XMoto is a more recent,
but totally free update to the theme. It is unashamed in it’s copying of Elastomania, so that’s fair enough, and it does change things enough to be a separate game. The physics are different; the bike is stiffer and heavier allowing for more robust climbing of hills, jumping and a more responsive altering of your angle. It also allows for scripting in levels, resulting in moving platforms, lifts, ‘quest’ levels where you have to collect things and so on, which is a nice addition. However, with the stiffening of the physics you do lose some of the deep pleasure that comes from the elastic bike, and the scripting takes the focus away from the pure level design of some of Elastomania’s more brilliant moments. There are a lot more levels available for XMoto though, so it’s well worth having just because it’ll keep you going forever.

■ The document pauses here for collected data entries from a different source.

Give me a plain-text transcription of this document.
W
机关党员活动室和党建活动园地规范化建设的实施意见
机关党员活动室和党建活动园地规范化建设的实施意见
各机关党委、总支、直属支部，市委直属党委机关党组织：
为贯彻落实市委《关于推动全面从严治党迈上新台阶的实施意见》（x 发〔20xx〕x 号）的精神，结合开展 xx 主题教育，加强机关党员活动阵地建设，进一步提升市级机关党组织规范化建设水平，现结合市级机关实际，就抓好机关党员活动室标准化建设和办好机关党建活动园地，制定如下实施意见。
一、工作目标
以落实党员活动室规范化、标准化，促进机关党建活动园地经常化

Both are amazing, wonderful games. It is stupid how much enjoyment I have taken from them. They are an object lesson in why excellent graphics is the last thing a computer game needs to succeed. At their basest level, games work as an input of commands that results in actions performed on a screen in front of you. It is when those actions are pleasurable that a game becomes good; and when we are able to ignore our act of inputting commands that a game becomes immersive. By playing these ostensibly simple, 2D bike games, with childish graphics, you start to learn the physics; the feel of their little worlds. In time, you begin to be able to control your bike perfectly with minute taps of the keys, without even thinking about it. There is a direct link between an intuitive part of your brain and the game; and in this is immense gratification. You do not need fancy explosions or realistic AI to achieve that.